Similar to other studies in Amhara region and other parts of Ethiopia [18,19,20, 39], great majority (97%) of participants believed that malaria is preventable and curable disease. Taking drug, use of mosquito nets, drain stagnated water (mosquito breeding sites), and house spay with insecticides were the main types of malaria preventive measures frequently reported by the present study participants. This is in line with previous reports from Tanzania [35] and Iran [40].
Around 91.4% of participants go to the nearest health service within the 24 h upon the occurrence of the first malaria symptoms. This was further substantiated by the observation that about 91.4% of participants sought treatment at health facilities, suggestive of a good practice of treatment-seeking behavior at health structures. Generally, treatment seeking behavior for malaria diseases showed improvements across the country in recent reports [1]. However, the commitment among few participants to bring people with fever to health facilities within 24 h since the onset of clinical symptoms remains low, and that they rely on the use of self-administered drugs and traditional medicines, which are common practices in parts of Africa [18, 34, 41]. Treatment seeking behavior is important for early case detection and management so that transmission would be reduced. Therefore, promotion of health education to raise awareness is very crucial to direct the wider community to seek timely treatments at the health structures earlier upon the occurrence of malaria symptoms.
This study also demonstrated that around 98% of participants had least one ITN, of which 75% of them claimed that they slept under a bed net the previous night, which is consistent with previous studies elsewhere in Ethiopia [19, 38, 42]. Yet, quarter of the respondents did not use bed net the previous night. It is strongly envisaged that ITN ownership itself will have little impact on the burden of malaria unless people regularly use it. Factors such as lack of access to ITNs, discomfort due to heat, fear of burning sensation, low level of awareness about its benefit, and lack replacement schemes for worn out ones were cited as the reasons for not using ITNs in this study. Scaling up community awareness through health education has proved to be effective and has effectively alleviated misconceptions on malaria disease, its transmission, and prevention practices [33, 43, 44]. The study further showed that most of the communities give priority for pregnant mother and children to sleep under bed net, which is comparable with results reported from other studies elsewhere in Ethiopia [20, 36].
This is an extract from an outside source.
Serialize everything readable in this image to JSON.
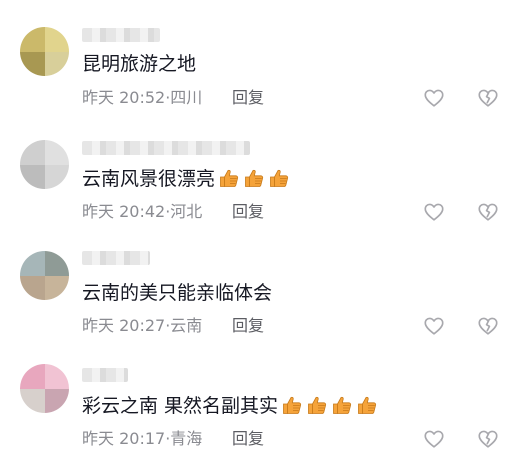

Our data also showed that IRS is one of the most important malaria prevention methods practiced in the locality with the overall coverage of 99%. Houses of more than 77% of the respondents get sprayed during spraying campaign, result that is comparable with the reports from Jiga area and Shewa Robit district of north-western Ethiopia [6, 18]. This result asserts the demand to expand the coverage and frequency of IRS in malaria endemic areas in order to achieve an already targeted plan of 100% spraying of households before and throughout the transmission for effective prevention and control of malaria [45].
Limitations of the study design and the methods of data collection might create some potential for biases in this study. The cross-sectional design of the study with a focus of recruiting participants who sought healthcare might have influenced their knowledge and practices in malaria prevention and treatment. In addition, data collection relied on information given by the interviewees so that practices such as presence and use of ITN or treatment seeking practices could not be verified.